Understanding genetic and modifiable risk factors for neurodegenerative diseases
Approved Research ID: 84323
Approval date: May 20th 2022
Both genetic and non-genetic (life-style and clinical) factors play an etiological role in dementia. Understanding potentially modifiable clinical risk factors for neurodegenerative diseases such as Alzheimer's disease is of critical importance for prevention and intervention. Neuropsychiatric symptoms such as depression and psychotropic medications have been associated with higher risk for dementia. However, individuals who are in the prodromal stage (several years before the diagnosis of dementia) often develop neuropsychiatric symptoms and take psychotropic medications. This makes it difficult to study the causal relationships. We study whether individuals who carry high genetic risks for dementia are also more likely to develop neuropsychiatric symptoms in mid-life. We will account for individual genetic risks for dementia when analyzing the association between neuropsychiatric diagnoses and psychotropic medication and dementia risk.
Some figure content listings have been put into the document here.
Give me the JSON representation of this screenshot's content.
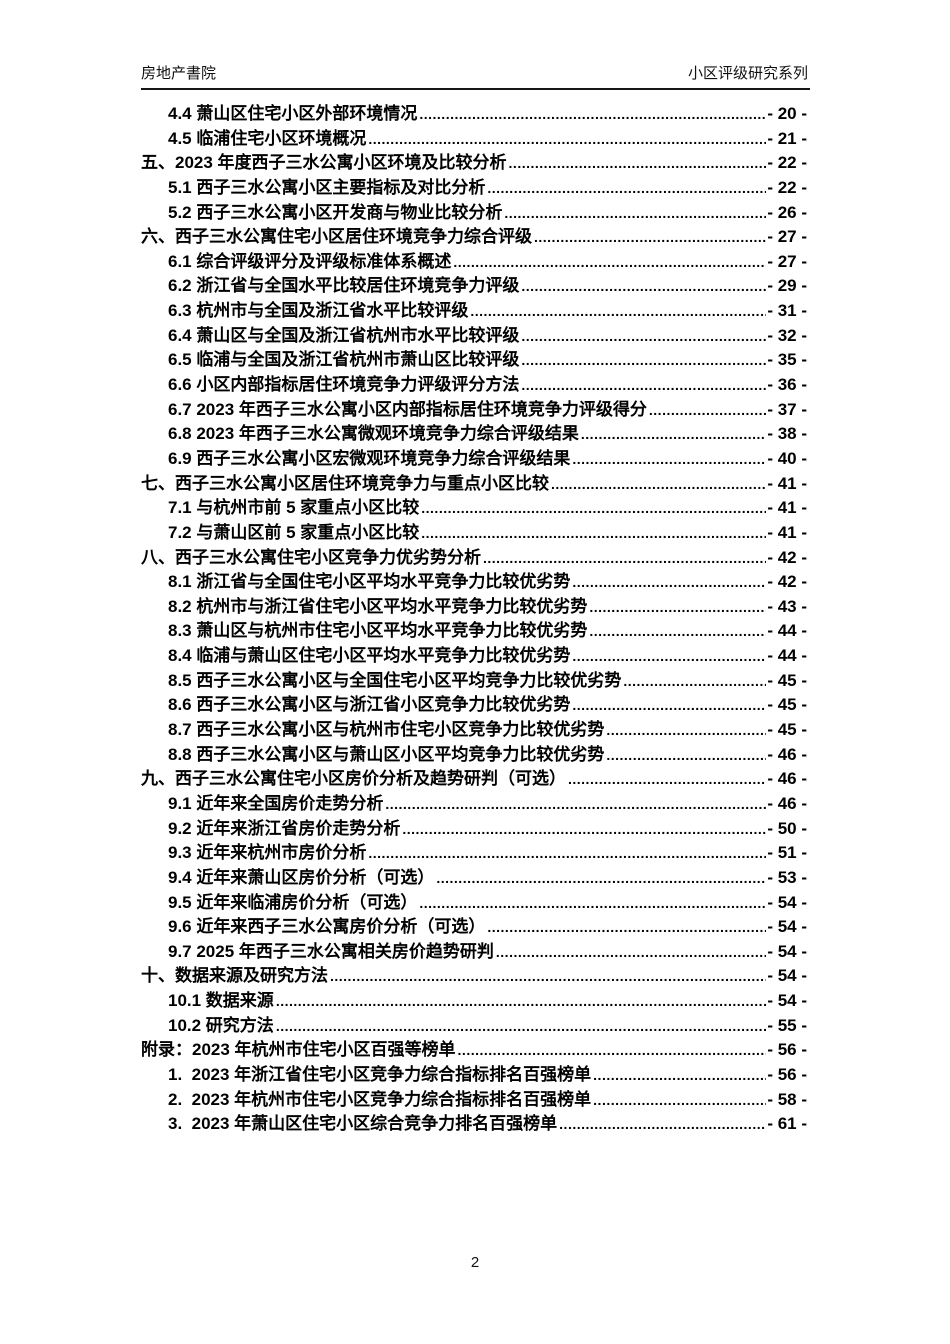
{
  "header": {
    "left": "房地产書院",
    "right": "小区评级研究系列"
  },
  "toc": {
    "entries": [
      {
        "level": 2,
        "label": "4.4 萧山区住宅小区外部环境情况",
        "page": "- 20 -"
      },
      {
        "level": 2,
        "label": "4.5 临浦住宅小区环境概况",
        "page": "- 21 -"
      },
      {
        "level": 1,
        "label": "五、2023 年度西子三水公寓小区环境及比较分析",
        "page": "- 22 -"
      },
      {
        "level": 2,
        "label": "5.1 西子三水公寓小区主要指标及对比分析",
        "page": "- 22 -"
      },
      {
        "level": 2,
        "label": "5.2 西子三水公寓小区开发商与物业比较分析",
        "page": "- 26 -"
      },
      {
        "level": 1,
        "label": "六、西子三水公寓住宅小区居住环境竞争力综合评级",
        "page": "- 27 -"
      },
      {
        "level": 2,
        "label": "6.1 综合评级评分及评级标准体系概述",
        "page": "- 27 -"
      },
      {
        "level": 2,
        "label": "6.2 浙江省与全国水平比较居住环境竞争力评级",
        "page": "- 29 -"
      },
      {
        "level": 2,
        "label": "6.3 杭州市与全国及浙江省水平比较评级",
        "page": "- 31 -"
      },
      {
        "level": 2,
        "label": "6.4 萧山区与全国及浙江省杭州市水平比较评级",
        "page": "- 32 -"
      },
      {
        "level": 2,
        "label": "6.5 临浦与全国及浙江省杭州市萧山区比较评级",
        "page": "- 35 -"
      },
      {
        "level": 2,
        "label": "6.6 小区内部指标居住环境竞争力评级评分方法",
        "page": "- 36 -"
      },
      {
        "level": 2,
        "label": "6.7 2023 年西子三水公寓小区内部指标居住环境竞争力评级得分",
        "page": "- 37 -"
      },
      {
        "level": 2,
        "label": "6.8 2023 年西子三水公寓微观环境竞争力综合评级结果",
        "page": "- 38 -"
      },
      {
        "level": 2,
        "label": "6.9 西子三水公寓小区宏微观环境竞争力综合评级结果",
        "page": "- 40 -"
      },
      {
        "level": 1,
        "label": "七、西子三水公寓小区居住环境竞争力与重点小区比较",
        "page": "- 41 -"
      },
      {
        "level": 2,
        "label": "7.1 与杭州市前 5 家重点小区比较",
        "page": "- 41 -"
      },
      {
        "level": 2,
        "label": "7.2 与萧山区前 5 家重点小区比较",
        "page": "- 41 -"
      },
      {
        "level": 1,
        "label": "八、西子三水公寓住宅小区竞争力优劣势分析",
        "page": "- 42 -"
      },
      {
        "level": 2,
        "label": "8.1 浙江省与全国住宅小区平均水平竞争力比较优劣势",
        "page": "- 42 -"
      },
      {
        "level": 2,
        "label": "8.2 杭州市与浙江省住宅小区平均水平竞争力比较优劣势",
        "page": "- 43 -"
      },
      {
        "level": 2,
        "label": "8.3 萧山区与杭州市住宅小区平均水平竞争力比较优劣势",
        "page": "- 44 -"
      },
      {
        "level": 2,
        "label": "8.4 临浦与萧山区住宅小区平均水平竞争力比较优劣势",
        "page": "- 44 -"
      },
      {
        "level": 2,
        "label": "8.5 西子三水公寓小区与全国住宅小区平均竞争力比较优劣势",
        "page": "- 45 -"
      },
      {
        "level": 2,
        "label": "8.6 西子三水公寓小区与浙江省小区竞争力比较优劣势",
        "page": "- 45 -"
      },
      {
        "level": 2,
        "label": "8.7 西子三水公寓小区与杭州市住宅小区竞争力比较优劣势",
        "page": "- 45 -"
      },
      {
        "level": 2,
        "label": "8.8 西子三水公寓小区与萧山区小区平均竞争力比较优劣势",
        "page": "- 46 -"
      },
      {
        "level": 1,
        "label": "九、西子三水公寓住宅小区房价分析及趋势研判（可选）",
        "page": "- 46 -"
      },
      {
        "level": 2,
        "label": "9.1 近年来全国房价走势分析",
        "page": "- 46 -"
      },
      {
        "level": 2,
        "label": "9.2 近年来浙江省房价走势分析",
        "page": "- 50 -"
      },
      {
        "level": 2,
        "label": "9.3 近年来杭州市房价分析",
        "page": "- 51 -"
      },
      {
        "level": 2,
        "label": "9.4 近年来萧山区房价分析（可选）",
        "page": "- 53 -"
      },
      {
        "level": 2,
        "label": "9.5 近年来临浦房价分析（可选）",
        "page": "- 54 -"
      },
      {
        "level": 2,
        "label": "9.6 近年来西子三水公寓房价分析（可选）",
        "page": "- 54 -"
      },
      {
        "level": 2,
        "label": "9.7 2025 年西子三水公寓相关房价趋势研判",
        "page": "- 54 -"
      },
      {
        "level": 1,
        "label": "十、数据来源及研究方法",
        "page": "- 54 -"
      },
      {
        "level": 2,
        "label": "10.1 数据来源",
        "page": "- 54 -"
      },
      {
        "level": 2,
        "label": "10.2 研究方法",
        "page": "- 55 -"
      },
      {
        "level": 1,
        "label": "附录：2023 年杭州市住宅小区百强等榜单",
        "page": "- 56 -"
      },
      {
        "level": 2,
        "label": "1.  2023 年浙江省住宅小区竞争力综合指标排名百强榜单",
        "page": "- 56 -"
      },
      {
        "level": 2,
        "label": "2.  2023 年杭州市住宅小区竞争力综合指标排名百强榜单",
        "page": "- 58 -"
      },
      {
        "level": 2,
        "label": "3.  2023 年萧山区住宅小区综合竞争力排名百强榜单",
        "page": "- 61 -"
      }
    ]
  },
  "footer": {
    "page_number": "2"
  }
}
If we can identify medications that affect dementia risk or medications that interact with genetic risks, we will be able to modify such risk factors. Infectious diseases such as COVID-19 had also been associated with higher occurrences of neuropsychiatric symptoms and dementia. We will investigate the interplay between COVID-19 and other infections, psychotropic medications and new dementia diagnosis. Insights gained from this project may lead to better dementia prevention or delaying of dementia onset. If infections such as COVID-19 would increase the risk of dementia, particularly in combination with genetic risks or use of certain medication, at-risk individuals should receive cognitive screening and appropriate care. The duration of this project is expected to be three years.